Hissetmiş gibiydi. Çarşı-pazarın altını üstüne getirmiş altı üstü beş metrelik bez için. Yadigâr olan kınısından vazgeçerse, istediğini alabilecekti. Vazgeçti. Zaten onun hesabını vermek de zor gelirdi ona. Son vaazını da dinledi Cuma vakti. Son kez gözlerinin zekatını verdi, son namazını eda etti.
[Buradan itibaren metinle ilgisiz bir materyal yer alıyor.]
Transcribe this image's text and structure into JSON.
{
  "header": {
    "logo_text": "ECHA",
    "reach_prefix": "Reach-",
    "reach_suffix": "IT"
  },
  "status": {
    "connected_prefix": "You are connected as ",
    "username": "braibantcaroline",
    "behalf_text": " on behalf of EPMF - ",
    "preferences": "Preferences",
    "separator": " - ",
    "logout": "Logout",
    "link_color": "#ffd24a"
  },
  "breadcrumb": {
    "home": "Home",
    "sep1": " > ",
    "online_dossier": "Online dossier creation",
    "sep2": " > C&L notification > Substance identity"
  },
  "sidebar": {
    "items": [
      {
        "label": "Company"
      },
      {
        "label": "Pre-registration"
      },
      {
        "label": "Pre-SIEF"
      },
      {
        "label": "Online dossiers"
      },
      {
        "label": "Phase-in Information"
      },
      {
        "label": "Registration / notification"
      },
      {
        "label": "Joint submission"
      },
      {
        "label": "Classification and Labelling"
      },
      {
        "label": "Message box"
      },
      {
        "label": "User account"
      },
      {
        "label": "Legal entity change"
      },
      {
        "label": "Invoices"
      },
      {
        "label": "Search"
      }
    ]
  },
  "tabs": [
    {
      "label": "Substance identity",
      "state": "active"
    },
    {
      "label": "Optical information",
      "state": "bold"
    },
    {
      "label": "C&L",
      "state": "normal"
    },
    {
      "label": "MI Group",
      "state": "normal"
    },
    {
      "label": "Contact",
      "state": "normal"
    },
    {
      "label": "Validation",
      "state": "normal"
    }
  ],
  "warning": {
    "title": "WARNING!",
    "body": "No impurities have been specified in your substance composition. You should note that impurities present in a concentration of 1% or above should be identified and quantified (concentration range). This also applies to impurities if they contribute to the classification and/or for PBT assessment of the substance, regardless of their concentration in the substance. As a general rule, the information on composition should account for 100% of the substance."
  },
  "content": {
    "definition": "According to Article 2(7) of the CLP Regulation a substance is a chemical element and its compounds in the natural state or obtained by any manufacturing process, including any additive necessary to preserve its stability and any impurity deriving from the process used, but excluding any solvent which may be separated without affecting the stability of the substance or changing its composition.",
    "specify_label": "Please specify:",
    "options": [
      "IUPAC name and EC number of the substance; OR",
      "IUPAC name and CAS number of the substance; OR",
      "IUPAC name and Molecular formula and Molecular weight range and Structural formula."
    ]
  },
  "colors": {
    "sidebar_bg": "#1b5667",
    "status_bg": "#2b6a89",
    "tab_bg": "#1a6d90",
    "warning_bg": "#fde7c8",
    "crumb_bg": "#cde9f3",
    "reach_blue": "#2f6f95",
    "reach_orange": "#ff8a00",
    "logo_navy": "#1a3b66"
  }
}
Ben böyle zamanlarda ne yapılacağını bilmeyen bir acizim. Hızır’ı, yoldaşı bellemiş Seyyah yalnız kalmazdı elbet. Hızır onun yoldaşı, O kimilerinin yoldaşı olmuştu. Dünya gözlerimce dahi görebildiğim heybesinden bereket taşıyordu mübarek. İnsanlar sırtlarında ahlarla kambur olurken, o aflarıyla kanat geçirmiş kollarına. Melekler başına üşüşmüş dua ediyorlar. Melekler en güzel selamı getirmişler. Azrail en güzel elbisesini takınmış onun için. En güzel diyara giderken elinden tutanın kendisi olduğu için Azrail de pek mutlu. En güzel seyahatine az vakit kalmıştı elbet. Ve elbet can kolay çıkmayacaktı candan. Sevgililer Sevgilisinin kokusunu duyduğunu herkes anladı. Ve ardından bir Aleyküm Selam inledi. Dünya alemini terk ediyordu canım Seyyah, beni yalnız bırakıyordu. Acizdim, ölüm öldürülmüyordu. Beni bırakıp gitmesine biraz kızıyordum sanırım. Vedalar acı geliyordu insanoğlu için. Hele ben gibi acizler için.. Ben, Hz. Ayşe gibi olamazdım ki. Ben gidişin güzelliğinden mütebessim olamazdım!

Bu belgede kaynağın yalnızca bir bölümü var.